Me, myself, and I never considered becoming a trio, for we are one and the same perspective using three different names. I can describe you, from my perspective, and you, me, from yours, each fulfilling the role of second person, like a back-up. Me and my shadow have always been two distinct entities, speaking not as one but as opposites. While me, myself, and I speak from personal experience, like me and you do, explicitly owning the perspective we share, my shadow, whom I refer to as TheThirdPerson, exclusively speaks as though he were not there. Instead of proclaiming that he saw something, he hints that something was seen, leaving nothing more than an innuendo of ownership behind. Product descriptions and scholarly papers read as though nobody wrote them, an anonymous voice mouthing hollowed-out phrases.

Such writing works far more effectively than knock-out pills.
It induces an otherworldly trance-like state in this reader. I struggle to follow the story. I wonder who's speaking to me and where did they gain possession of these unsupported descriptions? In the history of this universe so far, not one thing has ever simply happened. Some cause at least contributed to every effect. Nothing was ever seen without some observer looking. Innuendo tells no stories, just unanimated rumors.

I've been wrestling with TheThirdPerson ever since I was a kid. In school, I submitted papers drafted in a conversational style, offending my more scholarly professors. In work, my white papers, too, could read more like detective stories than bloodless analysis. I could never leave well enough alone and insist how it was without including some observer in the story. I would not decisively state that some process or team 'was dysfunctional,' a common weasel-worded declaration in the business world. That ThirdPerson, though, dogged me every inch of the way. Some bloodless Earnest and Young consultant could blithely insist what nobody could possible observe and satisfy the hiring executive, who, I suspected, tried to live in ThirdPerson safety from the complications of real relationships, owning unsettling observations, or supporting unpopular observers.

No sun was ever reported to have risen without the reporter having witnessed it, presumed it, or lied about it. The sky is not rumbling. I hear it rumble. Without my hearing, the rumble could not possibly exist. I quickly discard anything written in The ThirdPerson omniscient. I don't need omniscience nearly as much as I need presence. Speak to me as if we were both here rather than as if it doesn't matter whether either of us, speaker or listener, even exists. No,
a quick brown fox did not jump over any lazy dog. Someone witnessed the feat and someone reported on it. Who concluded that the fox was quick? That the dog was, indeed, lazy? Why even mention the occurrence?

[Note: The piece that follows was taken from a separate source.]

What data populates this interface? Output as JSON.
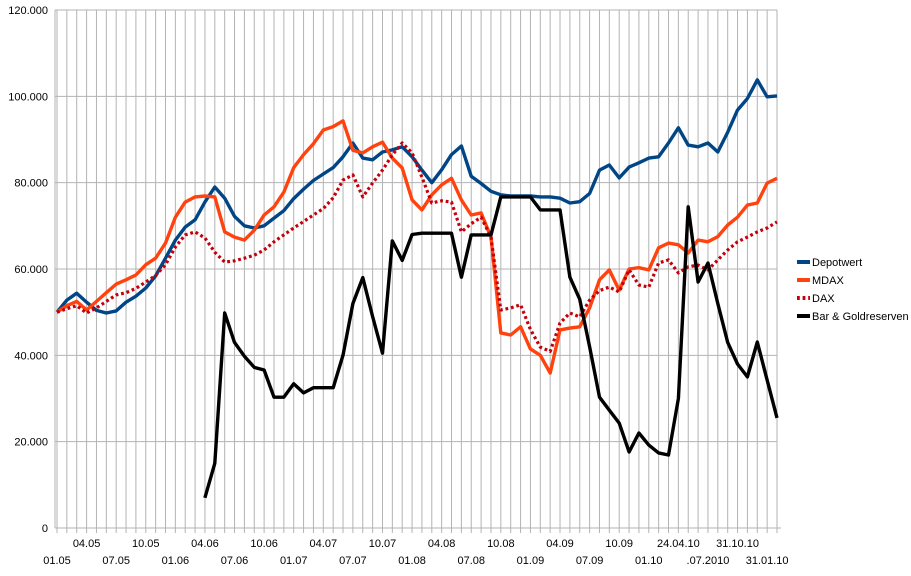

I believe that the great tragedy of language is its inherent ability not to describe, but to nearly completely obscure an attempted description. TheThirdPerson seems dedicated to smothering meaning, voice, and personality. The authoritative voice seems no more informing than a misleading one. I mistrust both, which might be why they both seem to put me to sleep. (Yawn!) We see the world, not as it is, not as TheThirdPerson insists it is, but as we are. Include yourself (or somebody) in the story or you might just as well be mumbling.